La menace est posée pour la première fois depuis le début du conflit autour de la réforme des retraites portée par le gouvernement et qui a mis dans la rue des centaines de milliers voire des millions de Français ces derniers mois. Mardi 14 janvier, le chef de file des députés insoumis Jean-Luc Mélenchon a annoncé devant la presse qu'il proposerait à la gauche le dépôt d'une motion de censure contre le gouvernement pour son projet de réforme des retraites. "Les insoumis ont l'intention de proposer à leurs camarades du parti communiste et du groupe des socialistes de déposer ensemble une motion de censure" et ainsi engager "la responsabilité du Premier ministre", a ainsi déclaré celui qui en avait déjà signé une lors de l'affaire Benalla, à l'été 2018.

Un dépôt sans difficulté

Dénonçant un "coup de force social" de la part du gouvernement, l'élu marseillais voit dans la motion de censure la possibilité pour le parlement d'endosser "un rôle autre que le rôle misérable et réduit de délibérer d'un texte dans lequel il y a des trous". Manière de dire que l'examen accéléré auquel semble promis le texte de loi - auquel il manque d'ailleurs un volet financement, renvoyé à la responsabilité des partenaires sociaux - au sein de la chambre basse ne satisfait guère les oppositions, de droite comme de gauche. 

Pour ce faire, Jean-Luc Mélenchon sait qu'il ne peut agir seul.
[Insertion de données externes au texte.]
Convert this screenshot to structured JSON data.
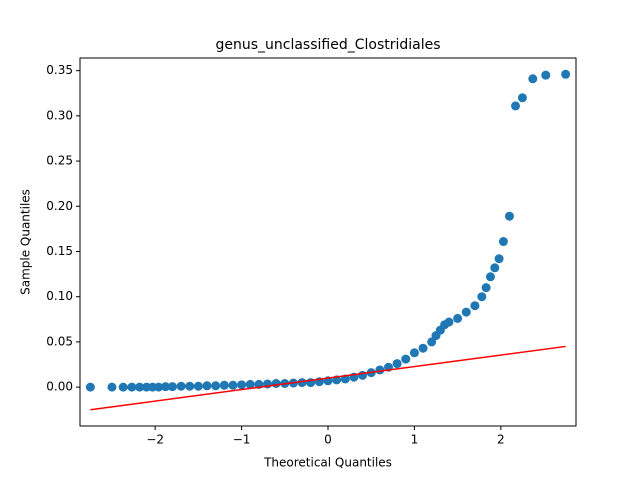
{
  "chart_data": {
    "type": "scatter",
    "title": "genus_unclassified_Clostridiales",
    "x_label": "Theoretical Quantiles",
    "y_label": "Sample Quantiles",
    "color": "#1f77b4",
    "x": [
      -2.75,
      -2.5,
      -2.37,
      -2.27,
      -2.18,
      -2.1,
      -2.03,
      -1.96,
      -1.88,
      -1.8,
      -1.7,
      -1.6,
      -1.5,
      -1.4,
      -1.3,
      -1.2,
      -1.1,
      -1.0,
      -0.9,
      -0.8,
      -0.7,
      -0.6,
      -0.5,
      -0.4,
      -0.3,
      -0.2,
      -0.1,
      0.0,
      0.1,
      0.2,
      0.3,
      0.4,
      0.5,
      0.6,
      0.7,
      0.8,
      0.9,
      1.0,
      1.1,
      1.2,
      1.25,
      1.3,
      1.35,
      1.4,
      1.5,
      1.6,
      1.7,
      1.78,
      1.83,
      1.88,
      1.93,
      1.98,
      2.03,
      2.1,
      2.17,
      2.25,
      2.37,
      2.52,
      2.75
    ],
    "values": [
      0.0,
      0.0,
      0.0,
      0.0,
      0.0,
      0.0,
      0.0,
      0.0,
      0.0005,
      0.0005,
      0.001,
      0.001,
      0.001,
      0.0015,
      0.0015,
      0.002,
      0.002,
      0.0025,
      0.003,
      0.003,
      0.0035,
      0.004,
      0.004,
      0.0045,
      0.005,
      0.005,
      0.006,
      0.007,
      0.008,
      0.009,
      0.011,
      0.013,
      0.016,
      0.019,
      0.022,
      0.026,
      0.031,
      0.038,
      0.043,
      0.05,
      0.057,
      0.063,
      0.069,
      0.072,
      0.076,
      0.083,
      0.09,
      0.1,
      0.11,
      0.122,
      0.132,
      0.142,
      0.161,
      0.189,
      0.311,
      0.32,
      0.341,
      0.345,
      0.346
    ],
    "reference_line": {
      "x": [
        -2.75,
        2.75
      ],
      "values": [
        -0.025,
        0.045
      ],
      "color": "#ff0000"
    },
    "xlim": [
      -2.87,
      2.87
    ],
    "ylim": [
      -0.043,
      0.364
    ],
    "xticks": [
      {
        "value": -2,
        "label": "−2"
      },
      {
        "value": -1,
        "label": "−1"
      },
      0,
      1,
      2
    ],
    "yticks": [
      {
        "value": 0,
        "label": "0.00"
      },
      {
        "value": 0.05,
        "label": "0.05"
      },
      {
        "value": 0.1,
        "label": "0.10"
      },
      {
        "value": 0.15,
        "label": "0.15"
      },
      {
        "value": 0.2,
        "label": "0.20"
      },
      {
        "value": 0.25,
        "label": "0.25"
      },
      {
        "value": 0.3,
        "label": "0.30"
      },
      {
        "value": 0.35,
        "label": "0.35"
      }
    ]
  }
}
A la tête d'un groupe de 17 députés, il doit s'adjoindre les services des groupes communiste et socialiste à l'Assemblée. Ce n'est qu'ainsi qu'il pourra espérer obtenir le dixième de parlementaires nécessaires au dépôt de cette motion, soient 58 députés. Mais pour l'instant, il est un peu tôt, estiment ses alliés putatifs. La patronne des députés socialistes Valérie Rabault a ainsi fait valoir que ce type de dispositif devait "conclure un processus, pas le précéder". Même temporisation côté PCF, où fait valoir qu'on en n'est pas encore arrivé "au stade de la procédure parlementaire". "Ca veut dire qu'on va arriver jusque là alors qu'il faut l'abandon du projet avant !"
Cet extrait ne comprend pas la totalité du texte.